Ok Smartypants.
I just heard about them. The podcast was really interesting.
http://www.smartpassiveincome.com/millionaire-mastermind-groups-jaime-tardy/
Made me wonder what it was like to do it.
I haven't listened to that podcast yet but Pat's talked about the components of a good MM group before.
He recommends a lot of structure: weekly gatherings (in person or via Skype or Hangout), host rotates to a different member each week, limit of five minutes per presentation, each member's specific goals laid out and addressed next week, max meeting time of an hour. It's similar to Y Combinator's Tuesday-evening dinners for their startup entrepreneurs: they have specific goals, they made themselves publicly accountable to the rest of the group, and they know that they'd better have something to show before that next meeting.

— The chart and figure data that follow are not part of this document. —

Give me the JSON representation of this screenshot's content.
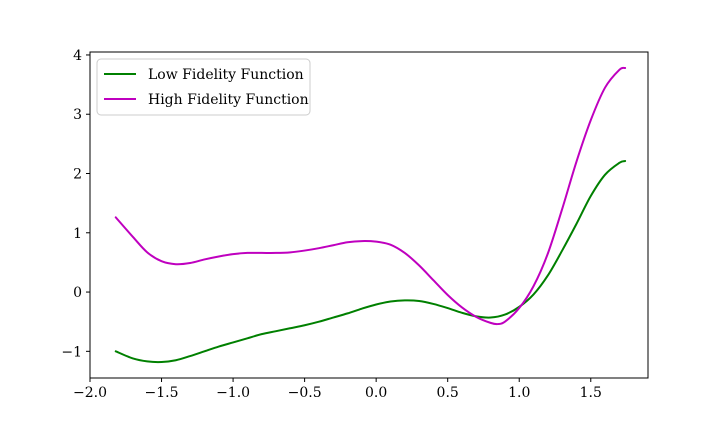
{
  "chart_data": {
    "type": "line",
    "xlim": [
      -2.0,
      1.9
    ],
    "ylim": [
      -1.45,
      4.05
    ],
    "grid": false,
    "legend_position": "top-left",
    "x_ticks": [
      {
        "value": -2.0,
        "label": "−2.0"
      },
      {
        "value": -1.5,
        "label": "−1.5"
      },
      {
        "value": -1.0,
        "label": "−1.0"
      },
      {
        "value": -0.5,
        "label": "−0.5"
      },
      {
        "value": 0.0,
        "label": "0.0"
      },
      {
        "value": 0.5,
        "label": "0.5"
      },
      {
        "value": 1.0,
        "label": "1.0"
      },
      {
        "value": 1.5,
        "label": "1.5"
      }
    ],
    "y_ticks": [
      {
        "value": -1,
        "label": "−1"
      },
      {
        "value": 0,
        "label": "0"
      },
      {
        "value": 1,
        "label": "1"
      },
      {
        "value": 2,
        "label": "2"
      },
      {
        "value": 3,
        "label": "3"
      },
      {
        "value": 4,
        "label": "4"
      }
    ],
    "series": [
      {
        "name": "Low Fidelity Function",
        "color": "#008000",
        "x": [
          -1.82,
          -1.7,
          -1.6,
          -1.5,
          -1.4,
          -1.3,
          -1.2,
          -1.1,
          -1.0,
          -0.9,
          -0.8,
          -0.7,
          -0.6,
          -0.5,
          -0.4,
          -0.3,
          -0.2,
          -0.1,
          0.0,
          0.1,
          0.2,
          0.3,
          0.4,
          0.5,
          0.6,
          0.7,
          0.8,
          0.9,
          1.0,
          1.1,
          1.2,
          1.3,
          1.4,
          1.5,
          1.6,
          1.7,
          1.74
        ],
        "y": [
          -1.0,
          -1.12,
          -1.17,
          -1.18,
          -1.15,
          -1.08,
          -1.0,
          -0.92,
          -0.85,
          -0.78,
          -0.71,
          -0.66,
          -0.61,
          -0.56,
          -0.5,
          -0.43,
          -0.36,
          -0.28,
          -0.21,
          -0.16,
          -0.14,
          -0.15,
          -0.2,
          -0.27,
          -0.35,
          -0.41,
          -0.43,
          -0.38,
          -0.25,
          -0.04,
          0.28,
          0.7,
          1.15,
          1.62,
          1.98,
          2.18,
          2.21
        ]
      },
      {
        "name": "High Fidelity Function",
        "color": "#bf00bf",
        "x": [
          -1.82,
          -1.7,
          -1.6,
          -1.5,
          -1.4,
          -1.3,
          -1.2,
          -1.1,
          -1.0,
          -0.9,
          -0.8,
          -0.7,
          -0.6,
          -0.5,
          -0.4,
          -0.3,
          -0.2,
          -0.1,
          0.0,
          0.1,
          0.2,
          0.3,
          0.4,
          0.5,
          0.6,
          0.7,
          0.8,
          0.85,
          0.9,
          1.0,
          1.1,
          1.2,
          1.3,
          1.4,
          1.5,
          1.6,
          1.7,
          1.74
        ],
        "y": [
          1.26,
          0.93,
          0.67,
          0.52,
          0.47,
          0.49,
          0.55,
          0.6,
          0.64,
          0.66,
          0.66,
          0.66,
          0.67,
          0.7,
          0.74,
          0.79,
          0.84,
          0.86,
          0.85,
          0.8,
          0.66,
          0.45,
          0.2,
          -0.05,
          -0.26,
          -0.42,
          -0.52,
          -0.54,
          -0.5,
          -0.27,
          0.1,
          0.65,
          1.4,
          2.2,
          2.9,
          3.45,
          3.75,
          3.78
        ]
      }
    ]
  }
}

There are a lot of mastermind groups among personal-finance bloggers, but they're focusing on the aspects of achieving FI like websites, social media, building an audience, marketing, and so forth. I doubt that anyone is laying out their asset allocation goals or researching SWRs.
Arguably you're in the world's largest (and least organized?) FI mastermind group right here. Or you could form your own chapters like the "groups" on Early-Retirement.org. (I used a group there to collect advice & stories for the book, and then I used it to publish draft chapters for the group's critique.) You could even use the posters in your geographic area for an online or an in-person mastermind group.
One wrinkle would be what a mastermind member does after they reach FI. Do they stay in the group and mentor other members? Do they drop out and disappear to live happily ever after? Or do they just spend all day composing long posts on Internet forums?